In quello zero, l’altro e l’imparare sorgono come per incanto: la vita è per natura scoperta, meraviglia e gioco e questo è evidente quando non si è prigionieri del condizionamento.
Quindi la volontà si, ma per disconnettere il condizionamento, non per raggiungere qualsiasi obbiettivo, per quanto spirituale sia.
Poi, naturalmente, ci sono anche situazioni in cui la volontà va usata per perseguire un obbiettivo, ma non è questo il caso.
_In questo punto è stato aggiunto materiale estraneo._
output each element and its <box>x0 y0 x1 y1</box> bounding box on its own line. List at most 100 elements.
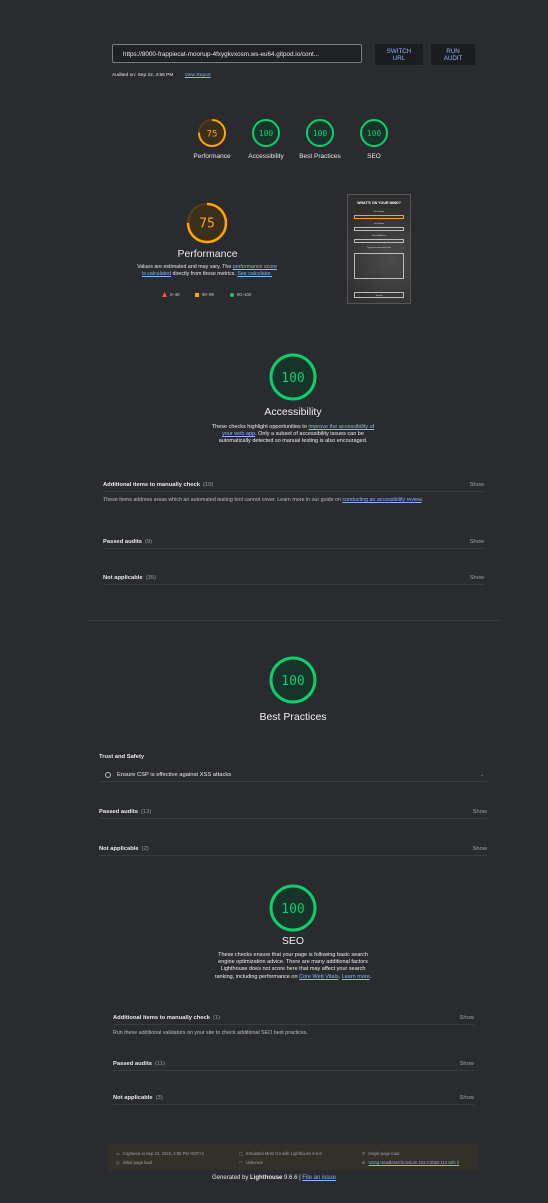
group-count: (11) <box>155 1060 165 1067</box>
generated-by: Generated by Lighthouse 9.6.6 | File an … <box>0 1175 548 1181</box>
show-toggle[interactable]: Show <box>459 1061 474 1067</box>
section-divider <box>88 620 500 621</box>
show-toggle[interactable]: Show <box>472 809 487 815</box>
emulated-text: Emulated Moto G4 with Lighthouse 9.6.6 <box>245 1151 322 1156</box>
performance-gauge-large-ring: 75 <box>186 202 228 244</box>
accessibility-not-applicable-group[interactable]: Not applicable (35) Show <box>103 571 484 585</box>
group-count: (3) <box>155 1094 163 1101</box>
csp-audit-item[interactable]: Ensure CSP is effective against XSS atta… <box>99 768 487 782</box>
switch-url-button[interactable]: SWITCH URL <box>375 44 423 65</box>
gauge-seo-ring: 100 <box>360 119 388 147</box>
group-title: Passed audits <box>99 808 138 815</box>
screenshot-field-label: First Name <box>373 211 385 213</box>
seo-desc-end: . <box>369 973 372 980</box>
initial-load-text: Initial page load <box>122 1160 152 1165</box>
gauge-performance-score: 75 <box>207 130 218 140</box>
gauge-seo-score: 100 <box>367 129 382 138</box>
show-toggle[interactable]: Show <box>472 846 487 852</box>
seo-large-score: 100 <box>281 902 304 917</box>
accessibility-large-score: 100 <box>281 371 304 386</box>
core-web-vitals-link[interactable]: Core Web Vitals <box>299 974 339 980</box>
accessibility-description: These checks highlight opportunities to … <box>211 424 375 446</box>
gauge-performance-label: Performance <box>193 153 231 160</box>
trust-safety-heading: Trust and Safety <box>99 750 487 764</box>
show-toggle[interactable]: Show <box>469 482 484 488</box>
gauge-performance[interactable]: 75 Performance <box>187 118 237 160</box>
gauge-best-practices[interactable]: 100 Best Practices <box>295 118 345 160</box>
browser-text[interactable]: Using HeadlessChromium 103.0.5060.114 wi… <box>369 1160 460 1165</box>
gauge-seo[interactable]: 100 SEO <box>349 118 399 160</box>
performance-desc-text: Values are estimated and may vary. The <box>137 264 233 270</box>
group-count: (2) <box>141 845 149 852</box>
url-input[interactable]: https://8000-frappiecat-moonup-4fxygkvxo… <box>112 44 362 63</box>
screenshot-field <box>354 227 404 231</box>
captured-item: ▭ Captured at Sep 22, 2022, 4:56 PM GMT+1 <box>116 1151 204 1156</box>
accessibility-manual-group[interactable]: Additional items to manually check (10) S… <box>103 478 484 492</box>
show-toggle[interactable]: Show <box>459 1095 474 1101</box>
view-report-link[interactable]: View Report <box>185 73 211 78</box>
performance-title: Performance <box>177 248 238 260</box>
seo-manual-description: Run these additional validators on your … <box>113 1030 308 1036</box>
gauge-best-practices-label: Best Practices <box>299 153 341 160</box>
group-count: (10) <box>202 481 214 488</box>
performance-desc-text-2: directly from these metrics. <box>171 271 238 277</box>
group-count: (1) <box>212 1014 221 1021</box>
calendar-icon: ▭ <box>116 1151 120 1156</box>
best-practices-large-score: 100 <box>281 674 304 689</box>
manual-desc-end: . <box>421 497 424 503</box>
gauge-best-practices-ring: 100 <box>306 119 334 147</box>
chevron-down-icon[interactable]: ⌄ <box>480 772 484 778</box>
seo-passed-group[interactable]: Passed audits (11) Show <box>113 1057 474 1071</box>
manual-desc-text: These items address areas which an autom… <box>103 497 343 503</box>
seo-gauge-large-ring: 100 <box>269 884 317 932</box>
calculator-link[interactable]: See calculator. <box>237 271 272 277</box>
final-screenshot[interactable]: WHAT'S ON YOUR MIND? First Name Last Nam… <box>347 194 411 304</box>
learn-more-link[interactable]: Learn more <box>342 974 370 980</box>
accessibility-desc-text: These checks highlight opportunities to <box>211 424 309 430</box>
runtime-settings: ▭ Captured at Sep 22, 2022, 4:56 PM GMT+1… <box>108 1144 478 1170</box>
legend-fail: 0–49 <box>162 292 180 297</box>
legend-pass-range: 90–100 <box>237 292 252 297</box>
seo-manual-group[interactable]: Additional items to manually check (1) Sh… <box>113 1011 474 1025</box>
best-practices-passed-group[interactable]: Passed audits (13) Show <box>99 805 487 819</box>
show-toggle[interactable]: Show <box>469 575 484 581</box>
generated-version: 9.6.6 | <box>282 1175 303 1181</box>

Newsletter “Il Sentiero del mese”

 

Print Friendly, PDF & Email

4 commenti su “Oltre la paura, il gioco”

  1. “A lui pensa la vita”. Forse la vita pensa attraverso noi? Cioè voglio dire, noi forse siamo strumenti affinché la vita possa aiutare…

    Rispondi
  2. Spesso, appunto, si pensa che aprirsi verso l’altro vuol dire andare verso l’altro, dimenticando che l’altro è la porta di accesso verso verso la nostra nudità.

    Rispondi
  3. Grazie Roberto.

    “Sempre caro mi fu quest’ermo colle,
    e questa siepe, che da tanta parte
    dell’ultimo orizzonte il guardo esclude.
    Ma sedendo e mirando, interminati
    spazi di là da quella, e sovrumani
    silenzi, e profondissima quiete
    io nel pensier mi fingo, ove per poco
    il cor non si spaura. E come il vento
    odo stormir tra queste piante, io quello
    infinito silenzio a questa voce
    vo comparando: e mi sovvien l’eterno,
    e le morte stagioni, e la presente
    e viva, e il suon di lei. Così tra questa
    immensità s’annega il pensier mio:
    e il naufragar m’è dolce in questo mare.”